Who would have thought that we would have got here?
Perhaps one of the few benefits of Covid was that it fast-tracked flexible working in a whole new way onto our curriculum.
As organisations, we have had to grow up, we have had to think about how we manage people in a far more flexible way.
Organisations are becoming far more in-tuned about managing by output rather than presentism. That embedding of trust across the business, how we manage individuals, and the flexibility of roles.
We have had to become a lot more agile in terms of how we think and how we manage.
In terms of challenges, without a doubt, you referred to the economic uncertainty, that will continue.
As a global organisation, we manage teams that are in very different places, both economically and politically.
For example, Brazil has been experiencing a long period of high inflation, while it’s a recent challenge to parts of Europe.
Again it’s a challenge how you create consistency while accounting for local nuances in your people strategy.
That financial economic challenge is something we are all very mindful of.
The political uncertainty we all face in the world now, whether it be through war or through sanctions.
From an HR perspective, these challenges are something that we need to be thoughtful of when we set out our people strategy. Successful HR teams are becoming far more outward and commercially focused.
You have to be at the table and use the language of the business to have that credibility and impact and influence.
HR is not a passive role.
Somebody once referred to an HR function many years ago as a ‘tears and tissue role’.
A successful HR function now is so very far away from this description.
Data will also continue to play a key role in HR strategies. Understanding our people data and using this data to drive a strategy which ultimately underpins the business strategy will be key.
HR is ultimately accountable for the people that deliver that strategy.
What advice would you give somebody wanting to get into that Chief People Officer role in the future?
Two things, one is never say no.
I have been so fortunate that I have had a lot of opportunities.

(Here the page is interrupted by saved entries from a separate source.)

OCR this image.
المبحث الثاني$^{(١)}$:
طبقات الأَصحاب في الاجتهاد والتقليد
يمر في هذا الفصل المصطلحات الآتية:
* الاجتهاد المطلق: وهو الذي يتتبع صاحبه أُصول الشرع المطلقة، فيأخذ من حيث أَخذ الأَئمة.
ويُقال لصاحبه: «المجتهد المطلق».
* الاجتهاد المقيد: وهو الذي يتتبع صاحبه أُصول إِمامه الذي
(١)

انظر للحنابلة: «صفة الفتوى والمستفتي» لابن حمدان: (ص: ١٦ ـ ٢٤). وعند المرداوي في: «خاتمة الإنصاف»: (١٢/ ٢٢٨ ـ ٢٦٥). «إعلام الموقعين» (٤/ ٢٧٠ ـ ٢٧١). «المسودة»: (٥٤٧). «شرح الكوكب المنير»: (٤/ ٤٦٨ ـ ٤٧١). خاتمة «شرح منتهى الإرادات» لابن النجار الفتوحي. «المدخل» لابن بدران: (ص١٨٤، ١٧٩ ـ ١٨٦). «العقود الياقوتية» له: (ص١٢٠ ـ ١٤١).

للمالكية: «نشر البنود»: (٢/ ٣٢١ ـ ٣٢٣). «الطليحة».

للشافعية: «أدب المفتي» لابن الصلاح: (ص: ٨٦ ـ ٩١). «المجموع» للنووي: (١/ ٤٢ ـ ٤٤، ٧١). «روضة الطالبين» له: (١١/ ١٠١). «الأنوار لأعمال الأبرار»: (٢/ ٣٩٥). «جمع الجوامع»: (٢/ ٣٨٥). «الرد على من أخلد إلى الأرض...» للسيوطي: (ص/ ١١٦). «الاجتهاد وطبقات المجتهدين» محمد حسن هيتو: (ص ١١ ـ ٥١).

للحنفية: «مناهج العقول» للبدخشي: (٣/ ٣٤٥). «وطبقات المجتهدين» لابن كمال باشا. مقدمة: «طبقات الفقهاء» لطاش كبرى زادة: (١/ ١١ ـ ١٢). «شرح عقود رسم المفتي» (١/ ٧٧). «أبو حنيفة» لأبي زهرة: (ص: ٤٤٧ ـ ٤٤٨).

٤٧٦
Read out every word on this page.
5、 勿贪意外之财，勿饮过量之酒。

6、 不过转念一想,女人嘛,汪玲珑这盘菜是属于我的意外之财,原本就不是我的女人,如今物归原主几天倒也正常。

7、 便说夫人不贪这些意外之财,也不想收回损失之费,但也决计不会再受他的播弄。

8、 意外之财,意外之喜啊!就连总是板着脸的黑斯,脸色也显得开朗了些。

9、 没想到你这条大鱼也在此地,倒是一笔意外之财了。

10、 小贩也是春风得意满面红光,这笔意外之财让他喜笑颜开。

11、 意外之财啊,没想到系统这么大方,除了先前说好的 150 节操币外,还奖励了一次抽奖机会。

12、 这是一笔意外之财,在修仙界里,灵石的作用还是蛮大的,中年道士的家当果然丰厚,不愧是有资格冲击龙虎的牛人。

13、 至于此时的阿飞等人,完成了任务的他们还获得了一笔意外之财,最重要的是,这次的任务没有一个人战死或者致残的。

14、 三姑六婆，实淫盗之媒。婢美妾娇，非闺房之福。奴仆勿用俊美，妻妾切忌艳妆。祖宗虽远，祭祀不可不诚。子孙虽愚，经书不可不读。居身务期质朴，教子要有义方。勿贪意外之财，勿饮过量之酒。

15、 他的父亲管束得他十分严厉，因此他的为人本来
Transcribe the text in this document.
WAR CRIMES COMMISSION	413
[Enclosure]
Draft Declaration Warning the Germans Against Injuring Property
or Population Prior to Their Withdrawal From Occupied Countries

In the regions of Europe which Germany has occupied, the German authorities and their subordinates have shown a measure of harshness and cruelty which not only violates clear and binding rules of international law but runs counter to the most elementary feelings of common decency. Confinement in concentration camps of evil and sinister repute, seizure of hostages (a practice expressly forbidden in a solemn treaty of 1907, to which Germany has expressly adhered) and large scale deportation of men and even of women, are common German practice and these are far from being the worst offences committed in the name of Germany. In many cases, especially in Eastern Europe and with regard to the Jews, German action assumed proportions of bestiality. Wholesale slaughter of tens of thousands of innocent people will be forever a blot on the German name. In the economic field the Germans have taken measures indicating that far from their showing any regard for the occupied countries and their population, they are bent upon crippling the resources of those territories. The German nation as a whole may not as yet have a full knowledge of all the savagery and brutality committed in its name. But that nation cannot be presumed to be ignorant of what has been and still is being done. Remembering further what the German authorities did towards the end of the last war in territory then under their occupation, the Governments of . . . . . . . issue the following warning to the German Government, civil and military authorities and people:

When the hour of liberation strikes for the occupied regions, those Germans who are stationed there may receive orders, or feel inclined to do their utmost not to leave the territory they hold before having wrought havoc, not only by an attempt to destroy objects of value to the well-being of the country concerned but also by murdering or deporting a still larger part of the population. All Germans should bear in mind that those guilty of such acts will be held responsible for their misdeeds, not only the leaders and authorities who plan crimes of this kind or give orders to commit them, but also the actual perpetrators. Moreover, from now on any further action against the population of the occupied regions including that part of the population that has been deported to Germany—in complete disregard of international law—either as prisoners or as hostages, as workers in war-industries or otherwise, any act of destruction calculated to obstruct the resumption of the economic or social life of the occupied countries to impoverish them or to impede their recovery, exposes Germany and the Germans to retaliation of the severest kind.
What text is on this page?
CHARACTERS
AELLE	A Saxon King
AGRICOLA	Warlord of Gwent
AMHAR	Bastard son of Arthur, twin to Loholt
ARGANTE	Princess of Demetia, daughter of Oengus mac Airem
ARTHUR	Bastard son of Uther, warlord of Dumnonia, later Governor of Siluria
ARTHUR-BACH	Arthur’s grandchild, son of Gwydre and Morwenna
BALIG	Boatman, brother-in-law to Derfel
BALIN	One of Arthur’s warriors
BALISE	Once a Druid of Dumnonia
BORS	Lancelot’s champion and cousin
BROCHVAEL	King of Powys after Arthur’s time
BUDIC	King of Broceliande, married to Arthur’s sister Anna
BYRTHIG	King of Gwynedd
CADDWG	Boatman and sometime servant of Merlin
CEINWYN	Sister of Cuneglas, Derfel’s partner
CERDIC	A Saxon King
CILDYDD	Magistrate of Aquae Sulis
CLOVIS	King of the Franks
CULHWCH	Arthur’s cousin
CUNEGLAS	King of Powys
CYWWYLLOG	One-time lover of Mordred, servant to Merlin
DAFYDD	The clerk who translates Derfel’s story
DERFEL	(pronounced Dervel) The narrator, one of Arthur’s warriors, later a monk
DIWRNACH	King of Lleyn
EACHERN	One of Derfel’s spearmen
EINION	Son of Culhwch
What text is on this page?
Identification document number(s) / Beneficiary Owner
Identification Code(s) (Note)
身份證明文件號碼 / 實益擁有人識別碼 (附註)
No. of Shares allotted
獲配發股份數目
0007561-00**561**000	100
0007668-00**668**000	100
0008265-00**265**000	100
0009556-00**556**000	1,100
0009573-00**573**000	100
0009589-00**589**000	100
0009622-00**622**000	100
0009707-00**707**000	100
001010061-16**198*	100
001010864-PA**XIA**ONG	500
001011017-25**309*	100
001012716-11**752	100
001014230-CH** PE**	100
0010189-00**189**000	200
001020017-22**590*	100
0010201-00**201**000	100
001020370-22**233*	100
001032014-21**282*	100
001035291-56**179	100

Some of those opportunities may not have felt ‘great’ at the time but I have never said no.
Some have felt like sideways moves or occasionally even backward moves but they have all been opportunities that have ultimately helped me learn and grow.
I have never said no, no matter how off the wall it felt at the time.
The other learning for me is networking.
I think in HR you can become quite internally focused quite quickly because your focus is always on the people that are inside.
And that priority still stays true, but that ability to have an external network and see what is happening around you, to be able to build on the experiences in the external HR world and learn from people around you is something that is so important.
Networking was not a natural strength for me and it’s a muscle I am still developing now.